In a judgement delivered recently concerning Nirmal Das v.
State of Punjab, Crl. Appeal No. 531 of 2016, the division bench comprising Justices Abhay Manohar Sapre and Ashok Bhushan said: “We, however, cannot accept the submission of the learned counsel that the sentence of the appellant should be reduced to that of actually undergone as against his total sentence of two years.
In our view, it would be too lenient in the facts of the case.” The court modified the sentence from two years to one year rigorous imprisonment and fine of Rs.10,000. In default, the appellant would serve imprisonment of three months more.

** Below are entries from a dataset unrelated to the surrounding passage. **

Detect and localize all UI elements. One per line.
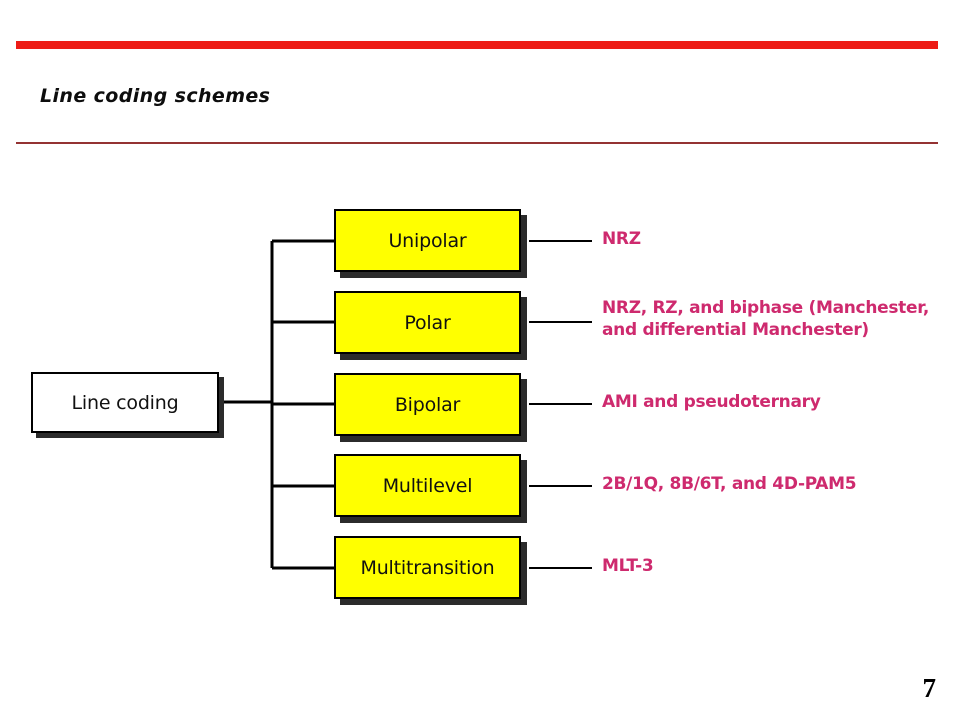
node-bipolar-label: Bipolar	[394, 393, 461, 416]
node-multitransition[interactable]: Multitransition	[334, 536, 521, 599]
scheme-label-polar-line1: NRZ, RZ, and biphase (Manchester,	[602, 298, 929, 318]
scheme-label-unipolar: NRZ	[602, 229, 952, 251]
node-polar-label: Polar	[404, 311, 451, 334]
node-multilevel[interactable]: Multilevel	[334, 454, 521, 517]
scheme-label-bipolar: AMI and pseudoternary	[602, 392, 952, 414]
node-bipolar[interactable]: Bipolar	[334, 373, 521, 436]
scheme-label-multitransition: MLT-3	[602, 556, 952, 578]
scheme-label-bipolar-line1: AMI and pseudoternary	[602, 392, 821, 412]
scheme-label-unipolar-line1: NRZ	[602, 229, 641, 249]
page-title: Line coding schemes	[40, 85, 271, 107]
slide-top-accent-bar	[16, 41, 938, 49]
scheme-label-multilevel-line1: 2B/1Q, 8B/6T, and 4D-PAM5	[602, 474, 857, 494]
node-unipolar-label: Unipolar	[388, 229, 467, 252]
node-unipolar[interactable]: Unipolar	[334, 209, 521, 272]
scheme-label-multilevel: 2B/1Q, 8B/6T, and 4D-PAM5	[602, 474, 952, 496]
title-underline-rule	[16, 142, 938, 144]
scheme-label-polar-line2: and differential Manchester)	[602, 319, 869, 340]
scheme-label-multitransition-line1: MLT-3	[602, 556, 654, 576]
node-line-coding[interactable]: Line coding	[31, 372, 219, 433]
page-number: 7	[922, 673, 937, 703]
node-line-coding-label: Line coding	[71, 391, 179, 414]
node-multilevel-label: Multilevel	[382, 474, 473, 497]
scheme-label-polar: NRZ, RZ, and biphase (Manchester, and di…	[602, 298, 952, 342]
node-polar[interactable]: Polar	[334, 291, 521, 354]
node-multitransition-label: Multitransition	[360, 556, 495, 579]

In short, the facts of the case were: the appellant, a 75-year- old man was sentenced to undergo two years imprisonment along with two others (since died) for the alleged offences of forgery, using the forged document as genuine, conspiracy, etc. The sole surviving appellant had approached the apex court with the solitary plea of leniency.
Income declaration scheme
The Income Declaration Scheme, 2016 incorporated as Chapter IX of the Finance Act, 2016 has now become available to all persons who have not declared their income correctly in earlier years. Under the Scheme, such income as declared by the eligible persons would be taxed at the rate of 30 per cent plus a “Krishi Kalyan Cess” of 25 on the taxes payable and a penalty at the rate of 25 per cent of the taxes payable, thereby totalling to 45 per cent of the income declared.
The scheme shall apply to undisclosed income whether in form of investment in assets or otherwise, pertaining to Financial Year 2015-16 or earlier.

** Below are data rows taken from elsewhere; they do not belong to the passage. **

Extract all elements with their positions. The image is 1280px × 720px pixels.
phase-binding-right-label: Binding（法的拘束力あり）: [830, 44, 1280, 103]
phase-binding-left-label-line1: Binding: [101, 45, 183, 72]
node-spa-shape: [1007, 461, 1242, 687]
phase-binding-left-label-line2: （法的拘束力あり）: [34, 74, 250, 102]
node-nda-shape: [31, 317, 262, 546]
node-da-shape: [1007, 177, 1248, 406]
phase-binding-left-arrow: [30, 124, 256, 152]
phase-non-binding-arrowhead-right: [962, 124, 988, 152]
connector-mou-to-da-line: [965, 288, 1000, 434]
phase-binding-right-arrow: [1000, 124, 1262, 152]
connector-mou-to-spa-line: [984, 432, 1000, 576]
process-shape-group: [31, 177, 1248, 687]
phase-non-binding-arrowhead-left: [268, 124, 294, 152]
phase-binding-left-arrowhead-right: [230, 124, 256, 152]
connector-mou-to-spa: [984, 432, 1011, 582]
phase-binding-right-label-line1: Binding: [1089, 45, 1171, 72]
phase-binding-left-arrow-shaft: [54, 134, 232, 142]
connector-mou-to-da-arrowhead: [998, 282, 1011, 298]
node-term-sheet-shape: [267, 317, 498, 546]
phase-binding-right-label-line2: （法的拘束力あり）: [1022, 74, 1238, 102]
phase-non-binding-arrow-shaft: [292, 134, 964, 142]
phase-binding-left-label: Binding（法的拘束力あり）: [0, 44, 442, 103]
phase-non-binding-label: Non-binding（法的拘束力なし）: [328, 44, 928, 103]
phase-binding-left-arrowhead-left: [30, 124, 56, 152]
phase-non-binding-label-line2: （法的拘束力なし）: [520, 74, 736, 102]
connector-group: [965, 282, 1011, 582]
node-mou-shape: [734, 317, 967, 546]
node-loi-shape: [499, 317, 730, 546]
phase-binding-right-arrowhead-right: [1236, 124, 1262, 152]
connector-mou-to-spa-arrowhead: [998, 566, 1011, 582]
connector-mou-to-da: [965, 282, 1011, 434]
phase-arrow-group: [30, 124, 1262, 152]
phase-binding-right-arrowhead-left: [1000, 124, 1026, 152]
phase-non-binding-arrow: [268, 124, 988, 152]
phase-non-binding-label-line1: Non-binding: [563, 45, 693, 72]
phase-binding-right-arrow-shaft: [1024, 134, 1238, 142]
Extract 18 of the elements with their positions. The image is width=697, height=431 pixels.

Further, where the declaration is in the form of investment in assets, the Fair Market Value of such asset as on June 1, 2016 shall be deemed to be the undisclosed income. However, foreign assets or income to which Black Money Act, 2015 applies are not eligible for declaration under this scheme.
The scheme also makes it clear that the assets specified in the declaration shall be exempt from Wealth Tax and there shall be no scrutiny and enquiry under the Income Tax Act or Wealth Tax Act.
The scheme further grants immunity from prosecution under these Acts and also from the Benami Transactions (Prohibition) Act, 1988 subject to transfer of asset to actual owner within the period specified in the Rules.
The schemes make it clear that non-payment of total taxes, surcharge and penalty in time or declaration by misrepresentation or suppression of facts shall render the declaration void.
Further, the circumstances in which the Scheme shall not apply or where a person is held to be ineligible are specified in section 196 (Chapter IX) of the Finance Act, 2016.
Non-declaration of undisclosed income under the Scheme will render such undisclosed income liable to tax in the previous year in which it is detected by the Income Tax Department. Besides, other penal consequences will also follow.
The Scheme shall remain in force for a period of four months from June 1, 2016 to September 30, 2016 for filing of declarations. The payments towards taxes, surcharge and penalty must be made latest by November 30, 2016.
Indeed, this is a golden opportunity for the holders of undeclared income to clear off their tax-dues and buy peace of mind.